The History of Design

Dick Buchanan: There are two great currents of design thinking that come out of the ancient world:

  • Making Stuff/Fabricating Things. Comes from crafts and more formalized activities such as architecture and engineering. These became fragmented during the Industrial Revolution.
  • Organizing People. How you gather and manage groups of people into organizations.

An organization is defined as a group of people seeking a common goal through a structure of divided and coordinated activities (a form), supported by various resources (artifacts, tools, rooms, information, etc.).

From these two great currents emerged Three Great Design Practices:

  • Engineering. The creation of roads, sewage systems, aqueducts, and other acts of civil engineering. It also has a lot to do with moving troops long distances and over obstacles.
  • Management. Managers have uncanny connections to designers: both seek to turn situations that are not so good into something better.
  • Design Proper. The great proliferation of design types, defined by what is made: fashion design, interaction design, industrial design, etc.

Each type of practice is fragmented, but all three are starting to coalesce. In engineering, natural science (physics, math, chemistry, and recently biology) define its foundation. Management has coalesced around the social and behavioral sciences: sociology, psychology, and economic. The foundation of design proper is art and has been for centuries.

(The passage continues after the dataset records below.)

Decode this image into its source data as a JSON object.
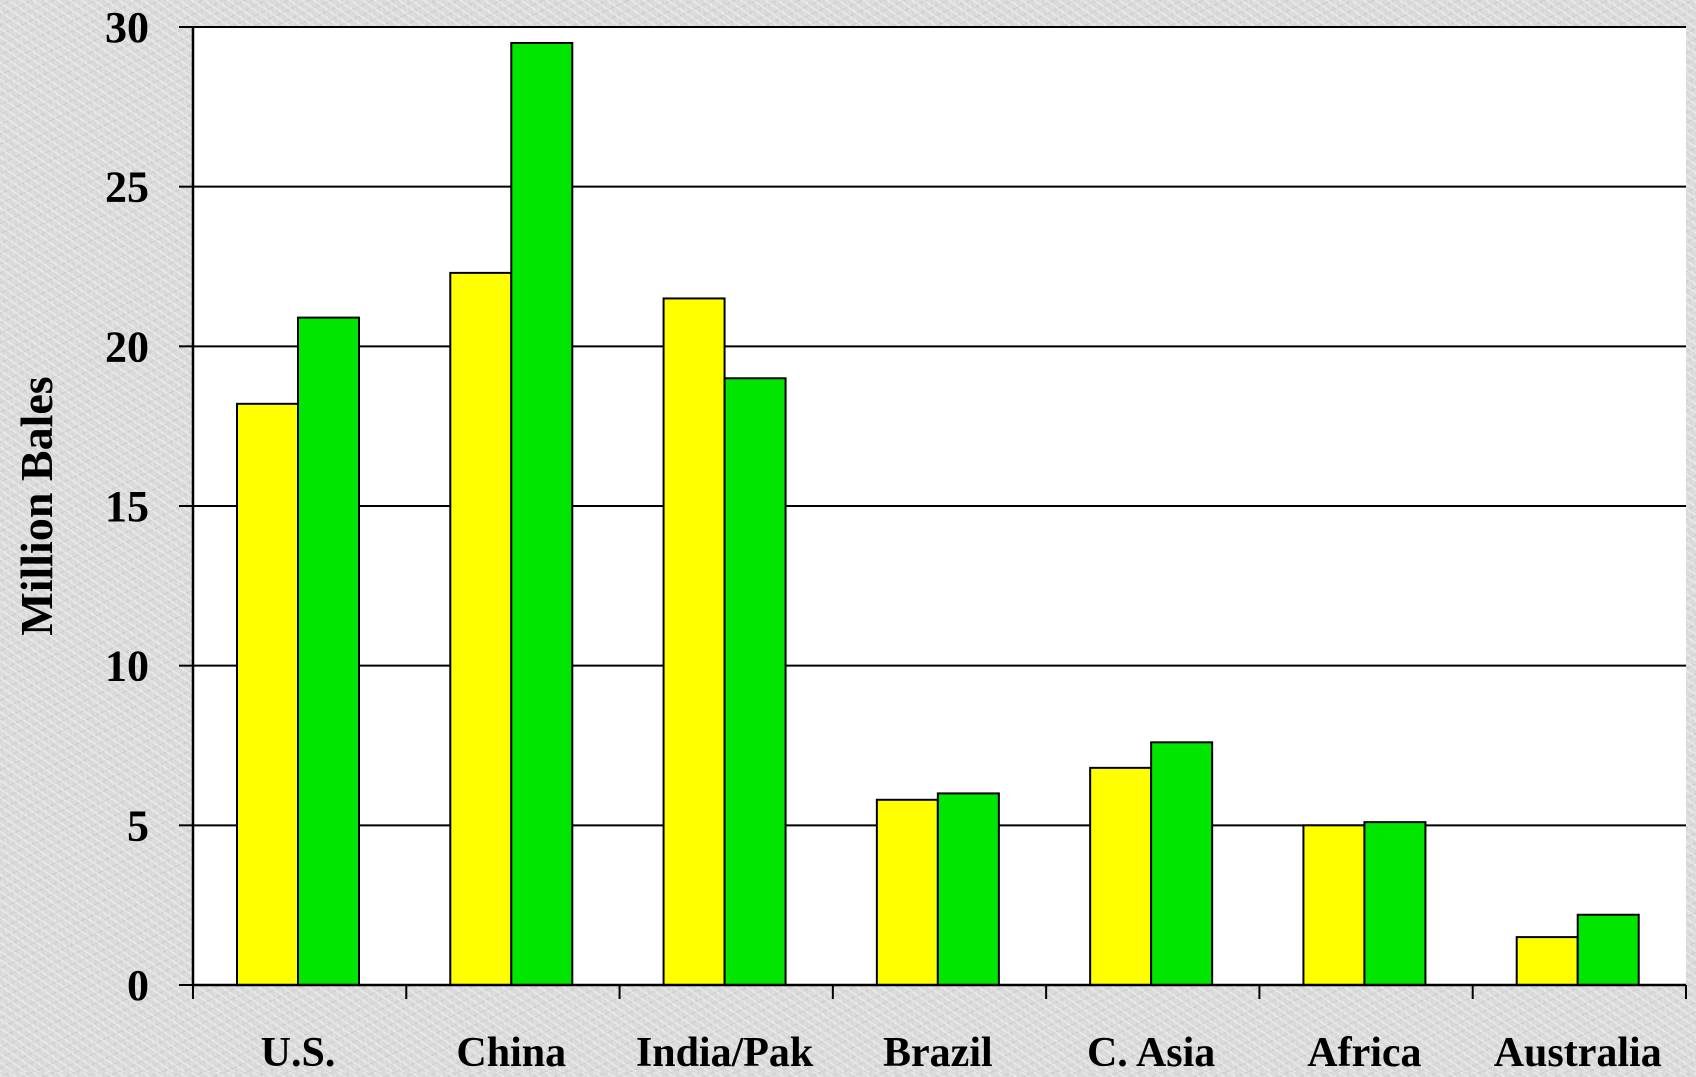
{
  "chart_data": {
    "type": "bar",
    "title": "",
    "xlabel": "",
    "ylabel": "Million Bales",
    "ylim": [
      0,
      30
    ],
    "yticks": [
      0,
      5,
      10,
      15,
      20,
      25,
      30
    ],
    "grid": true,
    "categories": [
      "U.S.",
      "China",
      "India/Pak",
      "Brazil",
      "C. Asia",
      "Africa",
      "Australia"
    ],
    "series": [
      {
        "color": "#ffff00",
        "values": [
          18.2,
          22.3,
          21.5,
          5.8,
          6.8,
          5.0,
          1.5
        ]
      },
      {
        "color": "#00e600",
        "values": [
          20.9,
          29.5,
          19.0,
          6.0,
          7.6,
          5.1,
          2.2
        ]
      }
    ]
  }
}
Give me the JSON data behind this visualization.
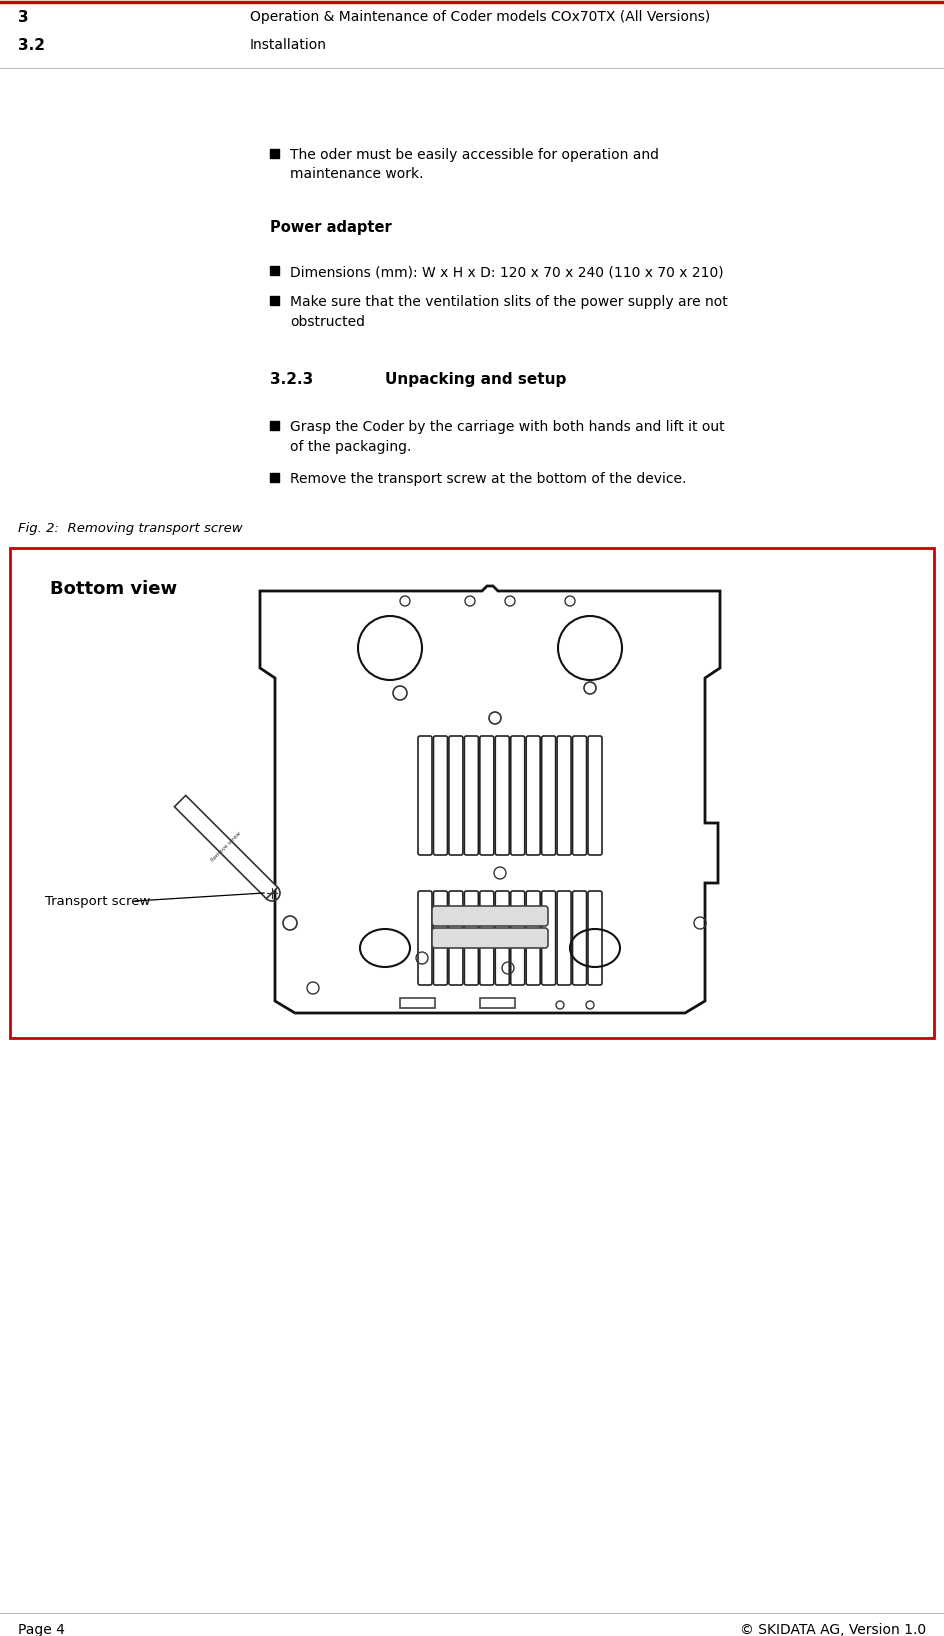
{
  "header_left_1": "3",
  "header_right_1": "Operation & Maintenance of Coder models COx70TX (All Versions)",
  "header_left_2": "3.2",
  "header_right_2": "Installation",
  "bullet1": "The oder must be easily accessible for operation and\nmaintenance work.",
  "section_power": "Power adapter",
  "bullet_power1": "Dimensions (mm): W x H x D: 120 x 70 x 240 (110 x 70 x 210)",
  "bullet_power2": "Make sure that the ventilation slits of the power supply are not\nobstructed",
  "section_323": "3.2.3",
  "section_323_title": "Unpacking and setup",
  "bullet_unpack1": "Grasp the Coder by the carriage with both hands and lift it out\nof the packaging.",
  "bullet_unpack2": "Remove the transport screw at the bottom of the device.",
  "fig_caption": "Fig. 2:  Removing transport screw",
  "fig_label_bottom": "Bottom view",
  "fig_label_transport": "Transport screw",
  "footer_left": "Page 4",
  "footer_right": "© SKIDATA AG, Version 1.0",
  "bg_color": "#ffffff",
  "text_color": "#000000",
  "header_line_color": "#cc0000",
  "fig_border_color": "#cc0000"
}
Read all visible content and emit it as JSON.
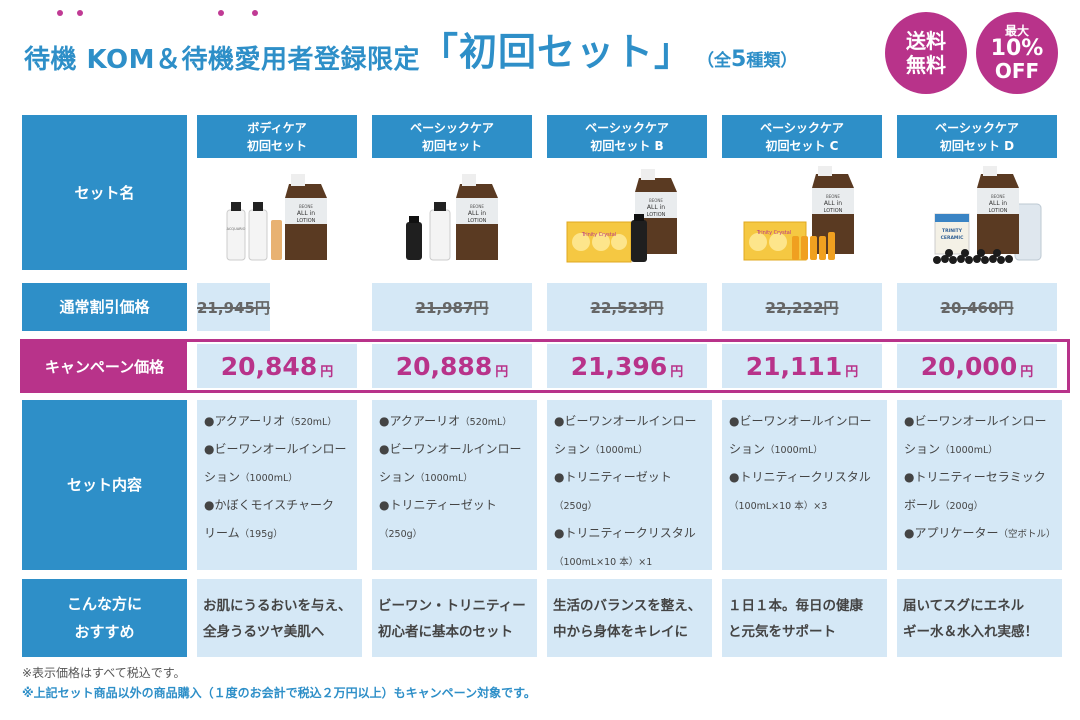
{
  "title": {
    "lead": "待機 KOM＆待機愛用者登録限定",
    "main": "「初回セット」",
    "sub_open": "（全",
    "sub_num": "5",
    "sub_close": "種類）"
  },
  "badges": {
    "free_line1": "送料",
    "free_line2": "無料",
    "off_line1": "最大",
    "off_line2": "10%",
    "off_line3": "OFF"
  },
  "row_labels": {
    "set_name": "セット名",
    "regular": "通常割引価格",
    "campaign": "キャンペーン価格",
    "contents": "セット内容",
    "recommend_1": "こんな方に",
    "recommend_2": "おすすめ"
  },
  "colors": {
    "blue": "#2e8fc8",
    "magenta": "#b8338a",
    "cell": "#d5e8f6"
  },
  "sets": [
    {
      "name_1": "ボディケア",
      "name_2": "初回セット",
      "regular": "21,945円",
      "campaign": "20,848",
      "yen": "円",
      "items": [
        {
          "text": "●アクアーリオ",
          "note": "（520mL）"
        },
        {
          "text": "●ビーワンオールインロー",
          "note": ""
        },
        {
          "text": "ション",
          "note": "（1000mL）"
        },
        {
          "text": "●かぼくモイスチャーク",
          "note": ""
        },
        {
          "text": "リーム",
          "note": "（195g）"
        }
      ],
      "rec_1": "お肌にうるおいを与え、",
      "rec_2": "全身うるツヤ美肌へ"
    },
    {
      "name_1": "ベーシックケア",
      "name_2": "初回セット",
      "regular": "21,987円",
      "campaign": "20,888",
      "yen": "円",
      "items": [
        {
          "text": "●アクアーリオ",
          "note": "（520mL）"
        },
        {
          "text": "●ビーワンオールインロー",
          "note": ""
        },
        {
          "text": "ション",
          "note": "（1000mL）"
        },
        {
          "text": "●トリニティーゼット",
          "note": ""
        },
        {
          "text": "",
          "note": "（250g）"
        }
      ],
      "rec_1": "ビーワン・トリニティー",
      "rec_2": "初心者に基本のセット"
    },
    {
      "name_1": "ベーシックケア",
      "name_2": "初回セット B",
      "regular": "22,523円",
      "campaign": "21,396",
      "yen": "円",
      "items": [
        {
          "text": "●ビーワンオールインロー",
          "note": ""
        },
        {
          "text": "ション",
          "note": "（1000mL）"
        },
        {
          "text": "●トリニティーゼット",
          "note": ""
        },
        {
          "text": "",
          "note": "（250g）"
        },
        {
          "text": "●トリニティークリスタル",
          "note": ""
        },
        {
          "text": "",
          "note": "（100mL×10 本）×1"
        }
      ],
      "rec_1": "生活のバランスを整え、",
      "rec_2": "中から身体をキレイに"
    },
    {
      "name_1": "ベーシックケア",
      "name_2": "初回セット C",
      "regular": "22,222円",
      "campaign": "21,111",
      "yen": "円",
      "items": [
        {
          "text": "●ビーワンオールインロー",
          "note": ""
        },
        {
          "text": "ション",
          "note": "（1000mL）"
        },
        {
          "text": "●トリニティークリスタル",
          "note": ""
        },
        {
          "text": "",
          "note": "（100mL×10 本）×3"
        }
      ],
      "rec_1": "１日１本。毎日の健康",
      "rec_2": "と元気をサポート"
    },
    {
      "name_1": "ベーシックケア",
      "name_2": "初回セット D",
      "regular": "20,460円",
      "campaign": "20,000",
      "yen": "円",
      "items": [
        {
          "text": "●ビーワンオールインロー",
          "note": ""
        },
        {
          "text": "ション",
          "note": "（1000mL）"
        },
        {
          "text": "●トリニティーセラミック",
          "note": ""
        },
        {
          "text": "ボール",
          "note": "（200g）"
        },
        {
          "text": "●アプリケーター",
          "note": "（空ボトル）"
        }
      ],
      "rec_1": "届いてスグにエネル",
      "rec_2": "ギー水＆水入れ実感！"
    }
  ],
  "product_labels": {
    "pouch_1": "BEONE",
    "pouch_2": "ALL in",
    "pouch_3": "LOTION",
    "bottle": "ACQUARIO",
    "box": "Trinity Crystal",
    "ceramic_1": "TRINITY",
    "ceramic_2": "CERAMIC"
  },
  "notes": {
    "line1": "※表示価格はすべて税込です。",
    "line2": "※上記セット商品以外の商品購入（１度のお会計で税込２万円以上）もキャンペーン対象です。"
  }
}
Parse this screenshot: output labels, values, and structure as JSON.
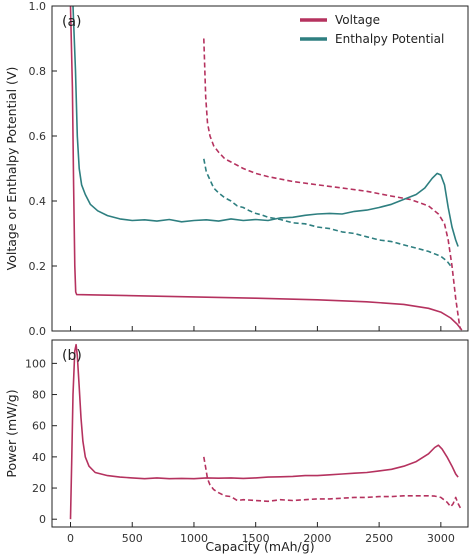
{
  "chart_data": [
    {
      "panel": "(a)",
      "type": "line",
      "xlabel": "",
      "ylabel": "Voltage or Enthalpy Potential (V)",
      "xlim": [
        -150,
        3220
      ],
      "ylim": [
        0.0,
        1.0
      ],
      "xticks": [
        0,
        500,
        1000,
        1500,
        2000,
        2500,
        3000
      ],
      "yticks": [
        0.0,
        0.2,
        0.4,
        0.6,
        0.8,
        1.0
      ],
      "ytick_labels": [
        "0.0",
        "0.2",
        "0.4",
        "0.6",
        "0.8",
        "1.0"
      ],
      "legend_position": "top-right",
      "legend": [
        "Voltage",
        "Enthalpy Potential"
      ],
      "series": [
        {
          "name": "Voltage",
          "color": "#b5325f",
          "style": "solid",
          "points": [
            [
              0,
              1.0
            ],
            [
              15,
              0.75
            ],
            [
              25,
              0.45
            ],
            [
              35,
              0.2
            ],
            [
              42,
              0.12
            ],
            [
              50,
              0.112
            ],
            [
              200,
              0.111
            ],
            [
              600,
              0.108
            ],
            [
              1000,
              0.105
            ],
            [
              1500,
              0.101
            ],
            [
              2000,
              0.096
            ],
            [
              2400,
              0.09
            ],
            [
              2700,
              0.082
            ],
            [
              2900,
              0.07
            ],
            [
              3000,
              0.058
            ],
            [
              3080,
              0.04
            ],
            [
              3130,
              0.022
            ],
            [
              3170,
              0.003
            ]
          ]
        },
        {
          "name": "Voltage",
          "color": "#b5325f",
          "style": "dashed",
          "points": [
            [
              1080,
              0.9
            ],
            [
              1095,
              0.72
            ],
            [
              1110,
              0.64
            ],
            [
              1130,
              0.6
            ],
            [
              1160,
              0.57
            ],
            [
              1200,
              0.55
            ],
            [
              1250,
              0.53
            ],
            [
              1300,
              0.52
            ],
            [
              1400,
              0.5
            ],
            [
              1500,
              0.485
            ],
            [
              1600,
              0.475
            ],
            [
              1800,
              0.46
            ],
            [
              2000,
              0.45
            ],
            [
              2200,
              0.44
            ],
            [
              2400,
              0.43
            ],
            [
              2600,
              0.415
            ],
            [
              2750,
              0.405
            ],
            [
              2900,
              0.385
            ],
            [
              2980,
              0.36
            ],
            [
              3030,
              0.33
            ],
            [
              3060,
              0.28
            ],
            [
              3090,
              0.2
            ],
            [
              3120,
              0.1
            ],
            [
              3150,
              0.02
            ],
            [
              3160,
              0.005
            ]
          ]
        },
        {
          "name": "Enthalpy Potential",
          "color": "#2e7f80",
          "style": "solid",
          "points": [
            [
              20,
              1.0
            ],
            [
              40,
              0.8
            ],
            [
              55,
              0.6
            ],
            [
              70,
              0.5
            ],
            [
              90,
              0.45
            ],
            [
              120,
              0.42
            ],
            [
              160,
              0.39
            ],
            [
              220,
              0.37
            ],
            [
              300,
              0.355
            ],
            [
              400,
              0.345
            ],
            [
              500,
              0.34
            ],
            [
              600,
              0.342
            ],
            [
              700,
              0.338
            ],
            [
              800,
              0.343
            ],
            [
              900,
              0.336
            ],
            [
              1000,
              0.34
            ],
            [
              1100,
              0.342
            ],
            [
              1200,
              0.338
            ],
            [
              1300,
              0.345
            ],
            [
              1400,
              0.34
            ],
            [
              1500,
              0.343
            ],
            [
              1600,
              0.34
            ],
            [
              1700,
              0.348
            ],
            [
              1800,
              0.35
            ],
            [
              1900,
              0.356
            ],
            [
              2000,
              0.36
            ],
            [
              2100,
              0.362
            ],
            [
              2200,
              0.36
            ],
            [
              2300,
              0.368
            ],
            [
              2400,
              0.372
            ],
            [
              2500,
              0.38
            ],
            [
              2600,
              0.39
            ],
            [
              2700,
              0.405
            ],
            [
              2800,
              0.42
            ],
            [
              2870,
              0.44
            ],
            [
              2930,
              0.47
            ],
            [
              2970,
              0.485
            ],
            [
              3000,
              0.48
            ],
            [
              3030,
              0.45
            ],
            [
              3060,
              0.38
            ],
            [
              3090,
              0.32
            ],
            [
              3120,
              0.28
            ],
            [
              3140,
              0.26
            ]
          ]
        },
        {
          "name": "Enthalpy Potential",
          "color": "#2e7f80",
          "style": "dashed",
          "points": [
            [
              1080,
              0.53
            ],
            [
              1100,
              0.49
            ],
            [
              1130,
              0.465
            ],
            [
              1160,
              0.44
            ],
            [
              1200,
              0.425
            ],
            [
              1250,
              0.41
            ],
            [
              1300,
              0.4
            ],
            [
              1350,
              0.385
            ],
            [
              1400,
              0.38
            ],
            [
              1450,
              0.37
            ],
            [
              1500,
              0.362
            ],
            [
              1550,
              0.357
            ],
            [
              1600,
              0.35
            ],
            [
              1700,
              0.343
            ],
            [
              1800,
              0.333
            ],
            [
              1900,
              0.33
            ],
            [
              2000,
              0.32
            ],
            [
              2100,
              0.315
            ],
            [
              2200,
              0.305
            ],
            [
              2300,
              0.3
            ],
            [
              2400,
              0.29
            ],
            [
              2500,
              0.28
            ],
            [
              2600,
              0.275
            ],
            [
              2700,
              0.265
            ],
            [
              2800,
              0.255
            ],
            [
              2900,
              0.245
            ],
            [
              3000,
              0.23
            ],
            [
              3050,
              0.215
            ],
            [
              3080,
              0.2
            ]
          ]
        }
      ]
    },
    {
      "panel": "(b)",
      "type": "line",
      "xlabel": "Capacity (mAh/g)",
      "ylabel": "Power (mW/g)",
      "xlim": [
        -150,
        3220
      ],
      "ylim": [
        -5,
        115
      ],
      "xticks": [
        0,
        500,
        1000,
        1500,
        2000,
        2500,
        3000
      ],
      "xtick_labels": [
        "0",
        "500",
        "1000",
        "1500",
        "2000",
        "2500",
        "3000"
      ],
      "yticks": [
        0,
        20,
        40,
        60,
        80,
        100
      ],
      "ytick_labels": [
        "0",
        "20",
        "40",
        "60",
        "80",
        "100"
      ],
      "series": [
        {
          "color": "#b5325f",
          "style": "solid",
          "points": [
            [
              0,
              0
            ],
            [
              10,
              40
            ],
            [
              20,
              80
            ],
            [
              35,
              108
            ],
            [
              45,
              112
            ],
            [
              55,
              105
            ],
            [
              70,
              85
            ],
            [
              85,
              65
            ],
            [
              100,
              50
            ],
            [
              120,
              40
            ],
            [
              150,
              34
            ],
            [
              200,
              30
            ],
            [
              300,
              28
            ],
            [
              400,
              27
            ],
            [
              500,
              26.5
            ],
            [
              600,
              26
            ],
            [
              700,
              26.5
            ],
            [
              800,
              26
            ],
            [
              900,
              26.2
            ],
            [
              1000,
              26
            ],
            [
              1100,
              26.5
            ],
            [
              1200,
              26.3
            ],
            [
              1300,
              26.5
            ],
            [
              1400,
              26.2
            ],
            [
              1500,
              26.5
            ],
            [
              1600,
              27
            ],
            [
              1700,
              27.2
            ],
            [
              1800,
              27.5
            ],
            [
              1900,
              28
            ],
            [
              2000,
              28
            ],
            [
              2100,
              28.5
            ],
            [
              2200,
              29
            ],
            [
              2300,
              29.5
            ],
            [
              2400,
              30
            ],
            [
              2500,
              31
            ],
            [
              2600,
              32
            ],
            [
              2700,
              34
            ],
            [
              2800,
              37
            ],
            [
              2900,
              42
            ],
            [
              2950,
              46
            ],
            [
              2980,
              47.5
            ],
            [
              3010,
              45
            ],
            [
              3050,
              40
            ],
            [
              3090,
              34
            ],
            [
              3120,
              29
            ],
            [
              3140,
              27
            ]
          ]
        },
        {
          "color": "#b5325f",
          "style": "dashed",
          "points": [
            [
              1080,
              40
            ],
            [
              1095,
              33
            ],
            [
              1110,
              26
            ],
            [
              1130,
              22
            ],
            [
              1160,
              19
            ],
            [
              1200,
              17
            ],
            [
              1250,
              15
            ],
            [
              1300,
              14.5
            ],
            [
              1350,
              12
            ],
            [
              1400,
              12.5
            ],
            [
              1500,
              12
            ],
            [
              1600,
              11.5
            ],
            [
              1700,
              12.5
            ],
            [
              1800,
              12
            ],
            [
              1900,
              12.5
            ],
            [
              2000,
              13
            ],
            [
              2100,
              13
            ],
            [
              2200,
              13.5
            ],
            [
              2300,
              14
            ],
            [
              2400,
              14
            ],
            [
              2500,
              14.5
            ],
            [
              2600,
              14.5
            ],
            [
              2700,
              15
            ],
            [
              2800,
              15
            ],
            [
              2900,
              15
            ],
            [
              2950,
              14.8
            ],
            [
              3000,
              14
            ],
            [
              3050,
              11
            ],
            [
              3080,
              8
            ],
            [
              3100,
              10
            ],
            [
              3120,
              14
            ],
            [
              3140,
              10
            ],
            [
              3160,
              7
            ]
          ]
        }
      ]
    }
  ]
}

Design firms are no longer finding their work confined to producing one type of product. Recent design practice calls for people who can more and more cross over traditional design disciplines and even cross into the other two practices, engineering and management. As Clement Mok says in the "Time for Change" article, maybe we should rethink the fragmentation of design itself. Instead of defining ourselves by what we make, think instead about the problems we solve. It's not about the medium we work in.

Dick suggests we reorganize design into The Four Orders of Design:

  • Communication. The creation of signs and symbols, with its roots in mass communication and mass production.
  • Construction. Concerned with the creation of things. Traditional industrial design.
  • Interaction. Concerned with actions and behaviors and things that change over time. People relating to people, mediated by products. Emerged around 1970 in response to computers.
  • "Organization" or "System" or "Environmental." This area of design is so new there isn't even a proper language for it yet. It's concerned with thoughts and organizing thoughts into environments, organizations, systems, and even cultures.